Sophie Taeuber nació en Davos, Suiza, el 19 de enero de 1889, estudió en la escuela de artes y oficios de Saint-Gall, en los talleres de aprendizaje y ensayo para artes libres en Munich y en la escuela de artes aplicadas de Hamburgo. Conoció a Jean Arp en 1915, en Zurich, se casaron siete años después y juntos vivieron un tiempo en Montmartre –compartiendo vida con Miro, Eluard, Ernst y Tzara– y en Estrasburgo. Cuando los alemanes invadieron París, se refugiaron en Grasse en la casa de sus amigos Alberto Magnelli y Susi Gerson, mientras planeaban un esperado viaje a los Estados Unidos, pero antes de abandonar el Viejo Continente volvieron a escondidas a las orillas de Zurich y una noche de enero, unos días antes de cumplir 54 años, mientras dormía, Sophie murió asfixiada por las emanaciones de monóxido de carbono de una estufa.
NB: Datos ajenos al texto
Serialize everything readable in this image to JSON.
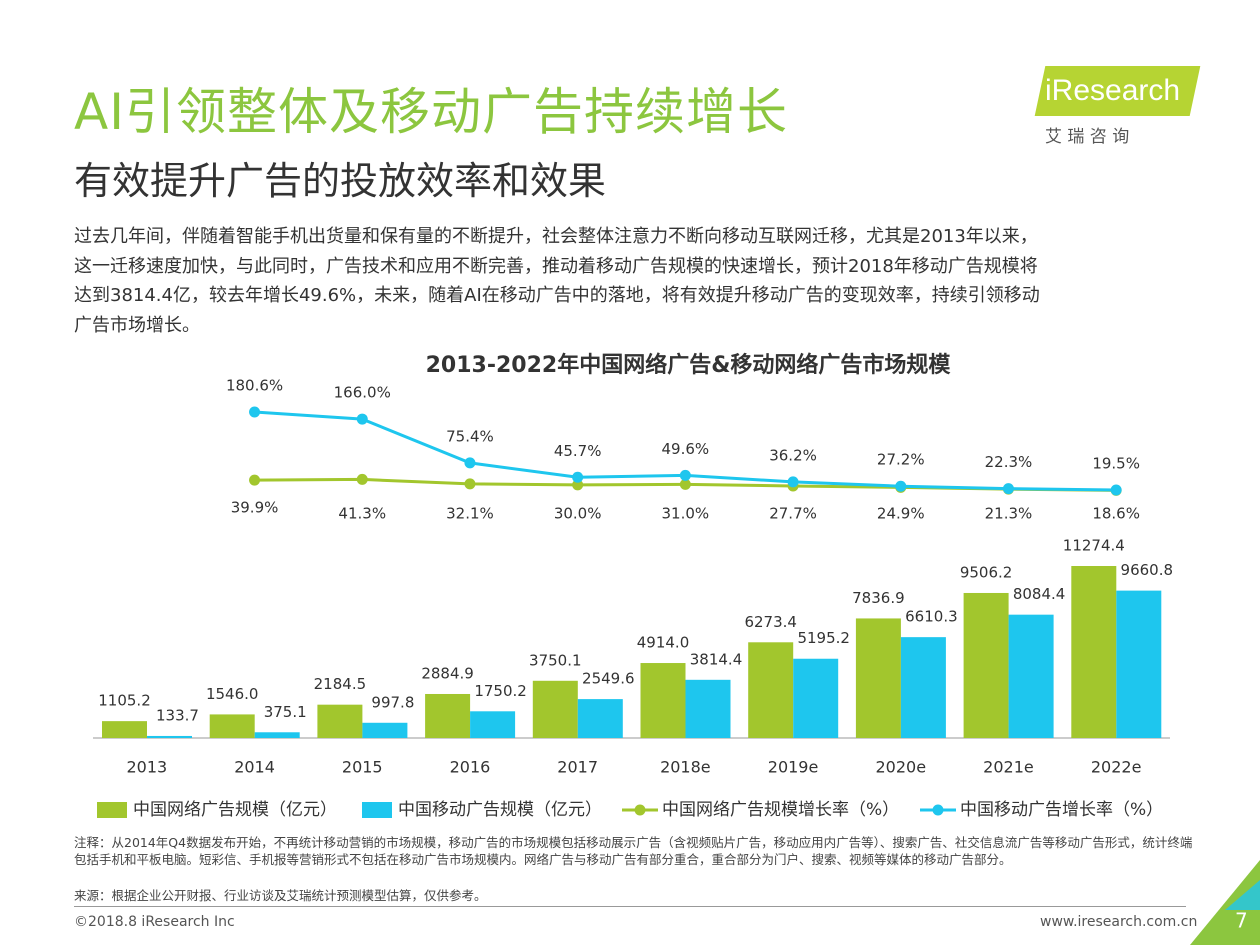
{
  "header": {
    "title": "AI引领整体及移动广告持续增长",
    "subtitle": "有效提升广告的投放效率和效果",
    "logo": {
      "brand": "iResearch",
      "tagline": "艾 瑞 咨 询"
    }
  },
  "body": {
    "lines": [
      "过去几年间，伴随着智能手机出货量和保有量的不断提升，社会整体注意力不断向移动互联网迁移，尤其是2013年以来，",
      "这一迁移速度加快，与此同时，广告技术和应用不断完善，推动着移动广告规模的快速增长，预计2018年移动广告规模将",
      "达到3814.4亿，较去年增长49.6%，未来，随着AI在移动广告中的落地，将有效提升移动广告的变现效率，持续引领移动",
      "广告市场增长。"
    ]
  },
  "chart_data": {
    "type": "bar-line",
    "title": "2013-2022年中国网络广告&移动网络广告市场规模",
    "categories": [
      "2013",
      "2014",
      "2015",
      "2016",
      "2017",
      "2018e",
      "2019e",
      "2020e",
      "2021e",
      "2022e"
    ],
    "series": [
      {
        "name": "中国网络广告规模（亿元）",
        "kind": "bar",
        "color": "#a2c62d",
        "values": [
          1105.2,
          1546.0,
          2184.5,
          2884.9,
          3750.1,
          4914.0,
          6273.4,
          7836.9,
          9506.2,
          11274.4
        ],
        "value_labels": [
          "1105.2",
          "1546.0",
          "2184.5",
          "2884.9",
          "3750.1",
          "4914.0",
          "6273.4",
          "7836.9",
          "9506.2",
          "11274.4"
        ]
      },
      {
        "name": "中国移动广告规模（亿元）",
        "kind": "bar",
        "color": "#1ec6ee",
        "values": [
          133.7,
          375.1,
          997.8,
          1750.2,
          2549.6,
          3814.4,
          5195.2,
          6610.3,
          8084.4,
          9660.8
        ],
        "value_labels": [
          "133.7",
          "375.1",
          "997.8",
          "1750.2",
          "2549.6",
          "3814.4",
          "5195.2",
          "6610.3",
          "8084.4",
          "9660.8"
        ]
      },
      {
        "name": "中国网络广告规模增长率（%）",
        "kind": "line",
        "color": "#a2c62d",
        "values": [
          null,
          39.9,
          41.3,
          32.1,
          30.0,
          31.0,
          27.7,
          24.9,
          21.3,
          18.6
        ],
        "value_labels": [
          null,
          "39.9%",
          "41.3%",
          "32.1%",
          "30.0%",
          "31.0%",
          "27.7%",
          "24.9%",
          "21.3%",
          "18.6%"
        ]
      },
      {
        "name": "中国移动广告增长率（%）",
        "kind": "line",
        "color": "#1ec6ee",
        "values": [
          null,
          180.6,
          166.0,
          75.4,
          45.7,
          49.6,
          36.2,
          27.2,
          22.3,
          19.5
        ],
        "value_labels": [
          null,
          "180.6%",
          "166.0%",
          "75.4%",
          "45.7%",
          "49.6%",
          "36.2%",
          "27.2%",
          "22.3%",
          "19.5%"
        ]
      }
    ]
  },
  "notes": {
    "note": "注释：从2014年Q4数据发布开始，不再统计移动营销的市场规模，移动广告的市场规模包括移动展示广告（含视频贴片广告，移动应用内广告等）、搜索广告、社交信息流广告等移动广告形式，统计终端包括手机和平板电脑。短彩信、手机报等营销形式不包括在移动广告市场规模内。网络广告与移动广告有部分重合，重合部分为门户、搜索、视频等媒体的移动广告部分。",
    "source": "来源：根据企业公开财报、行业访谈及艾瑞统计预测模型估算，仅供参考。"
  },
  "footer": {
    "copyright": "©2018.8 iResearch Inc",
    "url": "www.iresearch.com.cn",
    "page": "7"
  }
}
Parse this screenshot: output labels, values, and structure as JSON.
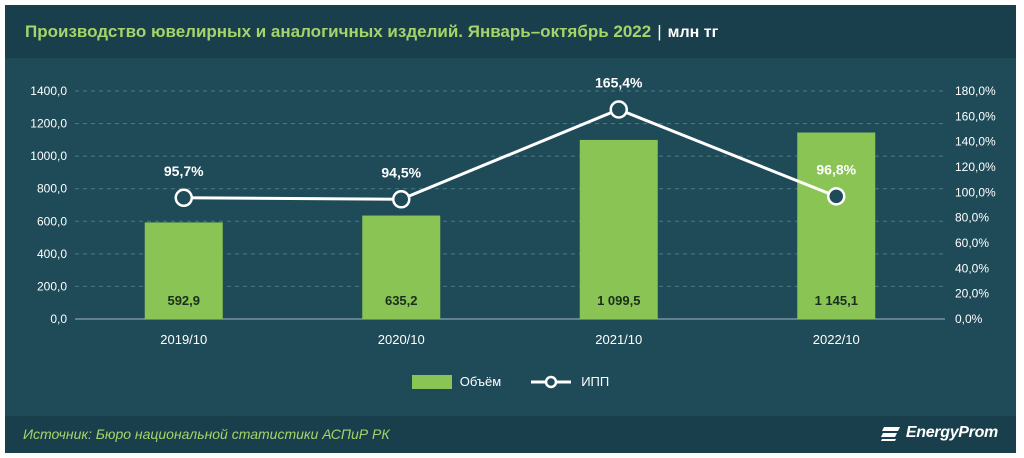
{
  "header": {
    "title": "Производство ювелирных и аналогичных изделий. Январь–октябрь 2022",
    "separator": "|",
    "unit": "млн тг"
  },
  "footer": {
    "source": "Источник: Бюро национальной статистики АСПиР РК",
    "logo_text": "EnergyProm"
  },
  "colors": {
    "background": "#1f4b59",
    "bar": "#8ac454",
    "line": "#ffffff",
    "accent_text": "#a5d46a"
  },
  "chart_data": {
    "type": "bar",
    "categories": [
      "2019/10",
      "2020/10",
      "2021/10",
      "2022/10"
    ],
    "series": [
      {
        "name": "Объём",
        "type": "bar",
        "axis": "left",
        "values": [
          592.9,
          635.2,
          1099.5,
          1145.1
        ],
        "labels": [
          "592,9",
          "635,2",
          "1 099,5",
          "1 145,1"
        ]
      },
      {
        "name": "ИПП",
        "type": "line",
        "axis": "right",
        "values": [
          95.7,
          94.5,
          165.4,
          96.8
        ],
        "labels": [
          "95,7%",
          "94,5%",
          "165,4%",
          "96,8%"
        ]
      }
    ],
    "y_left": {
      "ylim": [
        0,
        1400
      ],
      "ticks": [
        "0,0",
        "200,0",
        "400,0",
        "600,0",
        "800,0",
        "1000,0",
        "1200,0",
        "1400,0"
      ]
    },
    "y_right": {
      "ylim": [
        0,
        180
      ],
      "ticks": [
        "0,0%",
        "20,0%",
        "40,0%",
        "60,0%",
        "80,0%",
        "100,0%",
        "120,0%",
        "140,0%",
        "160,0%",
        "180,0%"
      ]
    },
    "grid": true,
    "legend": "bottom-center"
  }
}
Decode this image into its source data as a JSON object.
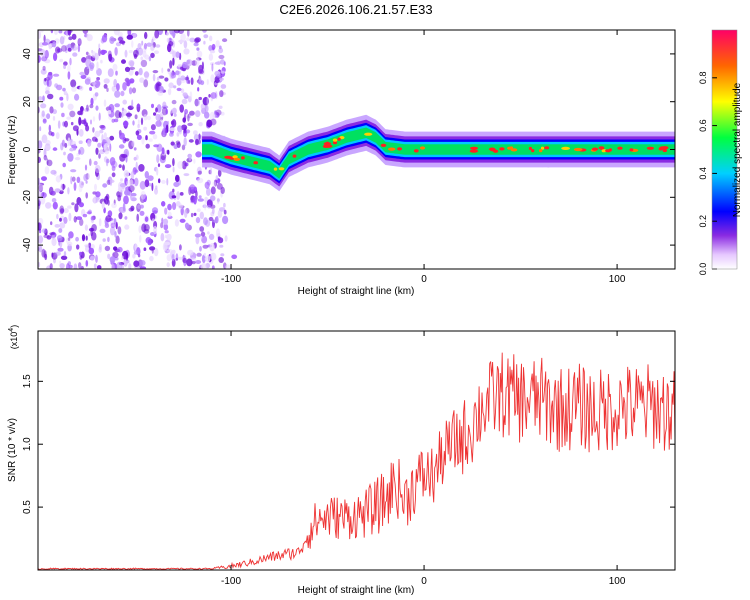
{
  "title": "C2E6.2026.106.21.57.E33",
  "chart_data": [
    {
      "type": "heatmap",
      "name": "spectrogram",
      "xlabel": "Height of straight line (km)",
      "ylabel": "Frequency (Hz)",
      "xlim": [
        -200,
        130
      ],
      "ylim": [
        -50,
        50
      ],
      "xticks": [
        "-100",
        "0",
        "100"
      ],
      "xtick_values": [
        -100,
        0,
        100
      ],
      "yticks": [
        "-40",
        "-20",
        "0",
        "20",
        "40"
      ],
      "ytick_values": [
        -40,
        -20,
        0,
        20,
        40
      ],
      "noise_region_x": [
        -200,
        -103
      ],
      "ridge": {
        "start_x": -115,
        "x": [
          -115,
          -110,
          -100,
          -90,
          -80,
          -75,
          -70,
          -60,
          -50,
          -40,
          -30,
          -25,
          -20,
          -10,
          0,
          10,
          20,
          40,
          60,
          80,
          100,
          130
        ],
        "y": [
          0,
          0,
          -3,
          -5,
          -7,
          -10,
          -4,
          0,
          2,
          5,
          7,
          5,
          1,
          0,
          0,
          0,
          0,
          0,
          0,
          0,
          0,
          0
        ]
      },
      "colorbar": {
        "label": "Normalized spectral amplitude",
        "range": [
          0.0,
          1.0
        ],
        "ticks": [
          "0.0",
          "0.2",
          "0.4",
          "0.6",
          "0.8"
        ],
        "tick_values": [
          0.0,
          0.2,
          0.4,
          0.6,
          0.8
        ]
      }
    },
    {
      "type": "line",
      "name": "snr",
      "xlabel": "Height of straight line (km)",
      "ylabel": "SNR (10 * v/v)",
      "y_multiplier": "(x10",
      "y_multiplier_exp": "4",
      "y_multiplier_close": ")",
      "xlim": [
        -200,
        130
      ],
      "ylim": [
        0,
        1.9
      ],
      "xticks": [
        "-100",
        "0",
        "100"
      ],
      "xtick_values": [
        -100,
        0,
        100
      ],
      "yticks": [
        "0.5",
        "1.0",
        "1.5"
      ],
      "ytick_values": [
        0.5,
        1.0,
        1.5
      ],
      "series": [
        {
          "name": "SNR",
          "color": "#ee3333",
          "x": [
            -200,
            -150,
            -110,
            -100,
            -90,
            -80,
            -70,
            -65,
            -60,
            -55,
            -50,
            -40,
            -30,
            -20,
            -15,
            -10,
            -5,
            0,
            5,
            10,
            15,
            20,
            25,
            30,
            40,
            50,
            60,
            70,
            80,
            90,
            100,
            110,
            120,
            130
          ],
          "y": [
            0.01,
            0.01,
            0.01,
            0.03,
            0.06,
            0.1,
            0.13,
            0.14,
            0.3,
            0.4,
            0.42,
            0.42,
            0.45,
            0.55,
            0.7,
            0.55,
            0.68,
            0.75,
            0.75,
            0.92,
            1.0,
            1.05,
            1.15,
            1.3,
            1.4,
            1.35,
            1.35,
            1.28,
            1.3,
            1.25,
            1.3,
            1.3,
            1.3,
            1.25
          ],
          "noise_amplitude": [
            0.005,
            0.005,
            0.005,
            0.02,
            0.03,
            0.04,
            0.05,
            0.05,
            0.15,
            0.18,
            0.18,
            0.18,
            0.2,
            0.25,
            0.25,
            0.25,
            0.25,
            0.25,
            0.25,
            0.25,
            0.28,
            0.3,
            0.32,
            0.32,
            0.35,
            0.35,
            0.35,
            0.35,
            0.35,
            0.35,
            0.35,
            0.35,
            0.35,
            0.35
          ]
        }
      ]
    }
  ]
}
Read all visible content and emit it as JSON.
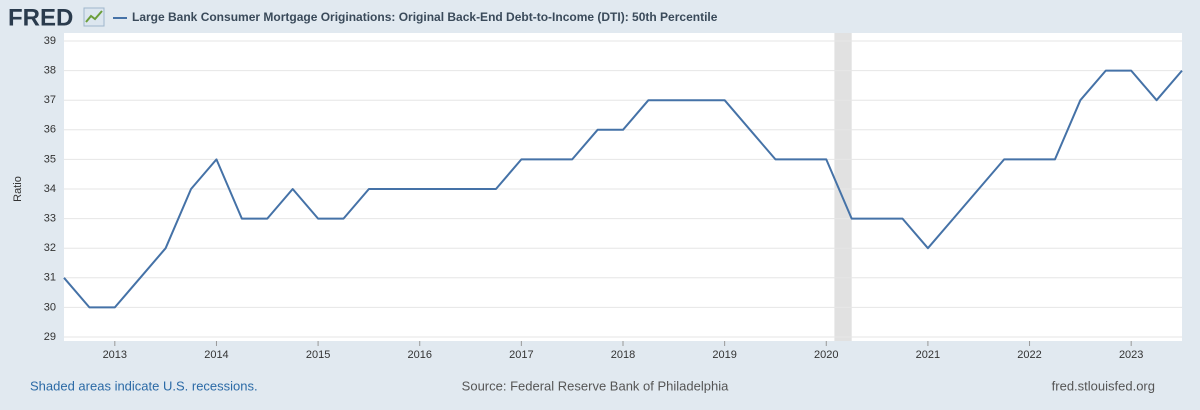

La alumna brillante del coreógrafo húngaro Rudolf Laban se había destacado en cualquier disciplina elegida –pintura, danza, tapices, diseño de muebles y de títeres, dibujo o fotografía– y en todas fusionó los extremos mutándoles la ajenidad, como si en un montaje perfecto hubiera escondido el falso empalme de las perspectivas piloteando los remolinos incomprensibles de las imágenes. Sus célebres marionetas (para Le Roi Cerf 1918), sus cabezas dadá, la renovación y transformación junto a Théo van Doesbourg del restaurante L’ Aubette, un manifiesto de la arquitectura moderna que ya no existe –y en la que cada artista había decorado una sala recubriendo las superficies interiores con relieves abstractos de colores atrevidos, en contraste con las líneas horizontales y verticales de la propia construcción, creando una sensación de movimiento–, la casa taller en Clamart, la revista Plastique (que dirigió durante dos años) o la exposiciones con los grupos Cercle et Carré y Abstraction Création dan cuenta de toda una obra en la que, como decía Arp, la poesía estaba omnipresente. Su imaginería era estrictamente geométrica y a la vez arrolladoramente alegre. Usando cuadrados, rectángulos, triángulos y círculos de colores siempre luminosos, desarrolló una sucesión de pinturas que, como un juego delineado por cuentas de cristal, era “sensiblemente poético”, aéreo e inagotable. En los años noventa París le dedicó una retrospectiva en el Museo de Arte Moderno a la que le siguieron varias en diferentes ciudades del mundo. De todos modos no siempre aparece su nombre en los libros de historia del arte –y si aparece son pocas las imágenes y las líneas que le dedican a su obra–, caprichos de los que buscan poco, olvidan el nombre de las mujeres y copian el índice onomástico de un canon ya establecido que todavía cree que el dadaísmo era un monstruo nihilista con intenciones destructivas.